Math 212
: Several Complex Variables, Fall 2021
TuTh 12:30pm-2:00pm, 2 Evans
Professor
Maciej Zworski
email:
zworski@math.berkeley.edu
Office:
801 Evans Hall
Office hours:
Thursday 2:10-3PM or by appointment
Course website:
biweekly homework assignments posted, occasional ZOOM lectures recorded
Prerequisites:
185, 202AB or equivalent.
Textbooks:
Volker Scheidemann,
Introduction to Complex Analysis in Several Variables,
(Chapters 1,2,3,5)
Lars Hörmander,
The Analysis of Linear Partial Differential Operators II
(Section 15.1)
Dmitry Khavinson,
Holomorphic Partial Differential Equations and Classical Potential Theory
(Chapters 1-8)
Lars Hörmander,
The Analysis of Linear Partial Differential Operators I
(Section 9.4)
Johannes Sjöstrand,
Analytic microlocal analysis using holomorphic functions with exponential weights
Syllabus:
The course will concentrate on PDE aspects of the theory and will be largely independendent from 212 given in the Fall of 2019.

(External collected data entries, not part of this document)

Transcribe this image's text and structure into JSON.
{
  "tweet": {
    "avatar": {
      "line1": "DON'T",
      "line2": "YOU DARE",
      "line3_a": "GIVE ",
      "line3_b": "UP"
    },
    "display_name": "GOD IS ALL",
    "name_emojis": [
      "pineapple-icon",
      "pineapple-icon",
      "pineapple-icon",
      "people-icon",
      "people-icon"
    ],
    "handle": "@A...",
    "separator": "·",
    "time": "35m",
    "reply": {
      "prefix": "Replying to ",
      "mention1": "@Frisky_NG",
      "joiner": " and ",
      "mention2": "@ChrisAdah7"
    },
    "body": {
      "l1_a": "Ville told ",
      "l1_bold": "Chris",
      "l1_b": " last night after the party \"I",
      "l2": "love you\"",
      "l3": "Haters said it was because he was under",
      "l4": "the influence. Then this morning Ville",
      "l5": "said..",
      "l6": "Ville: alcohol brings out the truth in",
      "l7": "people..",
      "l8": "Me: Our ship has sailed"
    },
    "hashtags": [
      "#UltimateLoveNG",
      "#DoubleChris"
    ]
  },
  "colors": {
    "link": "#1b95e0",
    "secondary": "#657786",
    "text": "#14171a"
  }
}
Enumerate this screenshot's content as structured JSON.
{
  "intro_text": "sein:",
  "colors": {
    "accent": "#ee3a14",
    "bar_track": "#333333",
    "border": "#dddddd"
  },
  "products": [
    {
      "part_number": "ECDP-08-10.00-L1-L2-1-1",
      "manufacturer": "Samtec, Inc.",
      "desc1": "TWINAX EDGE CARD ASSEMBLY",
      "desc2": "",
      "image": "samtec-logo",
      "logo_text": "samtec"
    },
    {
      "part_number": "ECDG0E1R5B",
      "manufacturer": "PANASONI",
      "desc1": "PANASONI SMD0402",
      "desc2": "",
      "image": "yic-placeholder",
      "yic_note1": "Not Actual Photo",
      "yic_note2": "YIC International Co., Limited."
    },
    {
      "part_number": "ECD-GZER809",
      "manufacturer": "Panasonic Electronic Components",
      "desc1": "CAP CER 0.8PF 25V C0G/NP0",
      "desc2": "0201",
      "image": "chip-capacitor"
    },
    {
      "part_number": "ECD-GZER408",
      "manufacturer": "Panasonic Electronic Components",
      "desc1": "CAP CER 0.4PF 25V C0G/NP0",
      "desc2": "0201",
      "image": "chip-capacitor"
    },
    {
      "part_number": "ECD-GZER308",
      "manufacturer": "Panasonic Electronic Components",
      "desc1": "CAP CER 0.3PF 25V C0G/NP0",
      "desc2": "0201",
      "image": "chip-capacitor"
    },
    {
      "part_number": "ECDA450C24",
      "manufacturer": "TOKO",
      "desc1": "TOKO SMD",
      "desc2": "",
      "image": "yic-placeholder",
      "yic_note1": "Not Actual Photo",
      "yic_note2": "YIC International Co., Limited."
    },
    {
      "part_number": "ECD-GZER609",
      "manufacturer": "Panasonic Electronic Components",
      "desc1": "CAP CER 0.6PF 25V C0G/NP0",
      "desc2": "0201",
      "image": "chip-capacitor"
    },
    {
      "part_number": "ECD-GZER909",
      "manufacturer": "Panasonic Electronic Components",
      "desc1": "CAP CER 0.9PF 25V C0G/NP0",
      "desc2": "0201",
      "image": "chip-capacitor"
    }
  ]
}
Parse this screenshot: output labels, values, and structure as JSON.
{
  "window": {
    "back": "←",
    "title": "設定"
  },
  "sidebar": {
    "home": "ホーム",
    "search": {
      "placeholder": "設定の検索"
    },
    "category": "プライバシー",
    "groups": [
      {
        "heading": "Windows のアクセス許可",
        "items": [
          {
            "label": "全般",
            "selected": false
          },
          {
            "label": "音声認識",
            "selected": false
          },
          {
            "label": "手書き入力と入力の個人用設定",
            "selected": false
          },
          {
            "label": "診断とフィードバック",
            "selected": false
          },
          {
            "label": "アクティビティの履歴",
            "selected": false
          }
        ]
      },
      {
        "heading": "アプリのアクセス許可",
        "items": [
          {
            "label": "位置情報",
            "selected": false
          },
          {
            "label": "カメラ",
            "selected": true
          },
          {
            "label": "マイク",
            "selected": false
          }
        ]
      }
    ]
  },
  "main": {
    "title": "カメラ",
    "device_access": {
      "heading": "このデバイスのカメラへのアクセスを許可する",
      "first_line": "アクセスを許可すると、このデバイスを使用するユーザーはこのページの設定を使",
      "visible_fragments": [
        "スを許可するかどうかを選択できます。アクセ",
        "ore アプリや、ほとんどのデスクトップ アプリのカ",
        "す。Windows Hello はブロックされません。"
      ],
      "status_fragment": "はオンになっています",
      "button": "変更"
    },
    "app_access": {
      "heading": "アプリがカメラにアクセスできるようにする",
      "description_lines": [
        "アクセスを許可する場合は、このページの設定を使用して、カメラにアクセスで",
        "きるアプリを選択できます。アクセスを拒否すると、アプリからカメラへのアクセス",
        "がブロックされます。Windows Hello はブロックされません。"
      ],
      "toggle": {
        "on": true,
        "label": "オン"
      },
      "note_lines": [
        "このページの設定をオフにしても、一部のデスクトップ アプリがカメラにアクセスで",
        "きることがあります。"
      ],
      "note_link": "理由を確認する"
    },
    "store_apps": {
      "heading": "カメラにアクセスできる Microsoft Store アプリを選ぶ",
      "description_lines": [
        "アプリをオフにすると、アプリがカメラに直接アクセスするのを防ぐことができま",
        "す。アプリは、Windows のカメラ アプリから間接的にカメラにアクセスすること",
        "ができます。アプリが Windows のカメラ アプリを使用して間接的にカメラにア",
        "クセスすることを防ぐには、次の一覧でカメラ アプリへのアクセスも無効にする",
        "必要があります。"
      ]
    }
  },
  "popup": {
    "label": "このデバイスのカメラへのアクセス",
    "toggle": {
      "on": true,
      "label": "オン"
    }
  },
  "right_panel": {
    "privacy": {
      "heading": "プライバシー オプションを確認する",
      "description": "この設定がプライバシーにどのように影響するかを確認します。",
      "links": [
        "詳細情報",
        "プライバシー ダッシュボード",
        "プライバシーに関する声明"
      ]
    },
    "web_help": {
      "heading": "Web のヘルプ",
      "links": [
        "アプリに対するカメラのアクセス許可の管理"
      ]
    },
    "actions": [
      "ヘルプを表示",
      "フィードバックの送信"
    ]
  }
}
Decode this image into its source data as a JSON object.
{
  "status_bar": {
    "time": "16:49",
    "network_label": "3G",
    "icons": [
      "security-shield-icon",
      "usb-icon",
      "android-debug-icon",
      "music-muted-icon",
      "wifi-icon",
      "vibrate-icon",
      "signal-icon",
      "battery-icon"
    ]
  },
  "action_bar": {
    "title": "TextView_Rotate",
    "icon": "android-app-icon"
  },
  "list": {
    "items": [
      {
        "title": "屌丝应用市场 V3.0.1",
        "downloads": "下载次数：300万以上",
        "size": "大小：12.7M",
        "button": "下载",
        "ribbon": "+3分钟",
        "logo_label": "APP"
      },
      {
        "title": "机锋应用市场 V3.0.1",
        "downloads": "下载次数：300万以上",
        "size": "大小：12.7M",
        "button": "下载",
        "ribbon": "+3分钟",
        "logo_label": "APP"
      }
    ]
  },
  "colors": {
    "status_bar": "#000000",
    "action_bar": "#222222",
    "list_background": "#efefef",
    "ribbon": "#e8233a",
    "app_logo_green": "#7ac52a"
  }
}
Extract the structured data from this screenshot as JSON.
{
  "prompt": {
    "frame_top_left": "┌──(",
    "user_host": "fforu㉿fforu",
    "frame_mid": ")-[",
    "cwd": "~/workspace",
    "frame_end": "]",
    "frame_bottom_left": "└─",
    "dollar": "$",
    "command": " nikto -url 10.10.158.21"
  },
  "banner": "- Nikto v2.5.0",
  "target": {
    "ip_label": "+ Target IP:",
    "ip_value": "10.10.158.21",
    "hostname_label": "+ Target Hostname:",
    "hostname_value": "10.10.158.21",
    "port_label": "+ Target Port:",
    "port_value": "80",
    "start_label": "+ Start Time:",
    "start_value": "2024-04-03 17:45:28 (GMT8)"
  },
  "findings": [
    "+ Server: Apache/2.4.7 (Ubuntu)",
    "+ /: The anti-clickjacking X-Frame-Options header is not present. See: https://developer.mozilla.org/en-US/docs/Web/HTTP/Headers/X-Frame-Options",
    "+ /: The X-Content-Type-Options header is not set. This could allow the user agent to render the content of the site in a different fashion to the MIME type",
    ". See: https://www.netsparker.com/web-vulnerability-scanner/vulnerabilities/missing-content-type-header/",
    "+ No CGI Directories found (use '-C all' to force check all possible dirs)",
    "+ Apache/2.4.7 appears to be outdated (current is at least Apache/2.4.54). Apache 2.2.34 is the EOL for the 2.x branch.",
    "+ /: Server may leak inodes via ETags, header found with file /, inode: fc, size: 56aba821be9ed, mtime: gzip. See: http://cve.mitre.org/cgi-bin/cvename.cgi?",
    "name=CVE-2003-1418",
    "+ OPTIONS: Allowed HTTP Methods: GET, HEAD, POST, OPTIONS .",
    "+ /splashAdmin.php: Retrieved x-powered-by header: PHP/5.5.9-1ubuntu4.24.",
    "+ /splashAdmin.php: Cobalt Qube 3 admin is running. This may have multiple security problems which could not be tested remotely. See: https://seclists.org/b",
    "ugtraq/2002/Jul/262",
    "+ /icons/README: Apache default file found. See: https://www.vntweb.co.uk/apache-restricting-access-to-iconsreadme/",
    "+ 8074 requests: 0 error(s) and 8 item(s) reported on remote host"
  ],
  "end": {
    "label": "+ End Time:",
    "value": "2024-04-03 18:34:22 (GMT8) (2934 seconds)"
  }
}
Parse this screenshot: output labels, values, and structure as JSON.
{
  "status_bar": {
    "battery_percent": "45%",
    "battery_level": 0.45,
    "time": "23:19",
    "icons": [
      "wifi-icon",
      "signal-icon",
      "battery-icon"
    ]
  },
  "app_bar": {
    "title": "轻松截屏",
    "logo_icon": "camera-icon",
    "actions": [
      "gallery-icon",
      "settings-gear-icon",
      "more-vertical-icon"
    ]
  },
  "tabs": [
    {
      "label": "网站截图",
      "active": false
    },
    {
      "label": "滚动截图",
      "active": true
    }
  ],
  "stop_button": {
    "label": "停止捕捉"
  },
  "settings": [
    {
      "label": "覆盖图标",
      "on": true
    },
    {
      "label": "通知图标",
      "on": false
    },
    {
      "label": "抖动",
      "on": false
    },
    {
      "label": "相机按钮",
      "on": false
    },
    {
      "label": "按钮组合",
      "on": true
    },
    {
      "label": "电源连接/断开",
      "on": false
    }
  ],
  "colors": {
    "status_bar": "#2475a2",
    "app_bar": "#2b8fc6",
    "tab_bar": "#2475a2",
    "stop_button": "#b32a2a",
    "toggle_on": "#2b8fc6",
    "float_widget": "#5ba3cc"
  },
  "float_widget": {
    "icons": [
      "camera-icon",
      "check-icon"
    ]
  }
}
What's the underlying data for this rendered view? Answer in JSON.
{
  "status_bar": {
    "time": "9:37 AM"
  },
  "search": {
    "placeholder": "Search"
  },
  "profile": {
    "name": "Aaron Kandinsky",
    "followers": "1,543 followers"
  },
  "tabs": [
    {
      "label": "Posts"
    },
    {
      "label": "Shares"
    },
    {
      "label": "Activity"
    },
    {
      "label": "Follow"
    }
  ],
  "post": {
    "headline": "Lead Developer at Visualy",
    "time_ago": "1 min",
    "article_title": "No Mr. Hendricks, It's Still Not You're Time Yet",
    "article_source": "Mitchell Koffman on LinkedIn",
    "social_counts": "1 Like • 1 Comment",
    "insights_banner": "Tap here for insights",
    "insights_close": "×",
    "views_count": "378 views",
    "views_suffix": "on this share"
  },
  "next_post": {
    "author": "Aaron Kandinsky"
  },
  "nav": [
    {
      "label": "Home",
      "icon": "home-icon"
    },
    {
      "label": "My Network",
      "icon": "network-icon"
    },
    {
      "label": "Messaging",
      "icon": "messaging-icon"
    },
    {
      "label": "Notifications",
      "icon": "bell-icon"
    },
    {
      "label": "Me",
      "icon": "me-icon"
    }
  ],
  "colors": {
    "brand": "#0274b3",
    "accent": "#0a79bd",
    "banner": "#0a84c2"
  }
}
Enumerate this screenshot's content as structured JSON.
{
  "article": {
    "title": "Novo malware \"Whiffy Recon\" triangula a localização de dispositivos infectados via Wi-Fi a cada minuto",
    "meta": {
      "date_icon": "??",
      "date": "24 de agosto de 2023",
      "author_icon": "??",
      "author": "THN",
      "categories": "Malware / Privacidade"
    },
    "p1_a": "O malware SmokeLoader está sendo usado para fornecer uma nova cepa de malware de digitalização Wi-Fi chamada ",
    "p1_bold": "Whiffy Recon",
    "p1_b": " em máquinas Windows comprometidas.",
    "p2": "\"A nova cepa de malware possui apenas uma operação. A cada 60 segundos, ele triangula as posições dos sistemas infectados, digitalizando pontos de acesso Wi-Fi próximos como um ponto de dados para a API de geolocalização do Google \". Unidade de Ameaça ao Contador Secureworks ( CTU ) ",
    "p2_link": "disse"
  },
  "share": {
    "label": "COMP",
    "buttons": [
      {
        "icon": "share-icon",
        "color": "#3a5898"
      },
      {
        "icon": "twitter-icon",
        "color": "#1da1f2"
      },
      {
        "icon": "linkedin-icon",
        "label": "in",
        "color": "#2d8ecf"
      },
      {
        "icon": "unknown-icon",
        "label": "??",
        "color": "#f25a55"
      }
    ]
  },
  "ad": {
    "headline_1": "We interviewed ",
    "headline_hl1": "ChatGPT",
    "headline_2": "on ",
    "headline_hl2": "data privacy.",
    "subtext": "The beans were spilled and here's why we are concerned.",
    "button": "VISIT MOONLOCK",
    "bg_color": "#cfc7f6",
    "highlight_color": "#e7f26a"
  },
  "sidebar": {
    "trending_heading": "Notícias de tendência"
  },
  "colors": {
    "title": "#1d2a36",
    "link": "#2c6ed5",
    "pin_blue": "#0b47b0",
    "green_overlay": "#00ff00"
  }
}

Holomorphic functions, Cauchy formula, power series
Biholomorphic maps
The inhomogenous Cauchy–Riemann Differential Equations, Hartogs phenomenon
Solving non-homogeneous Cauchy--Riemann equations in spaces defined using global strictly plurisubharmonic weights (Hörmander's L2 estimates)
Solving partial differential equations with holomorphic coefficients: theorems of Cauchy--Kovalevskaya, Zerner and Bony--Shapira
Pseudodifferential operators in complex domains (no background in standard theory is expected or needed)
Fourier integral operators, Egorov's theorem and applications
Grading:
Based on biweekly homework assignments.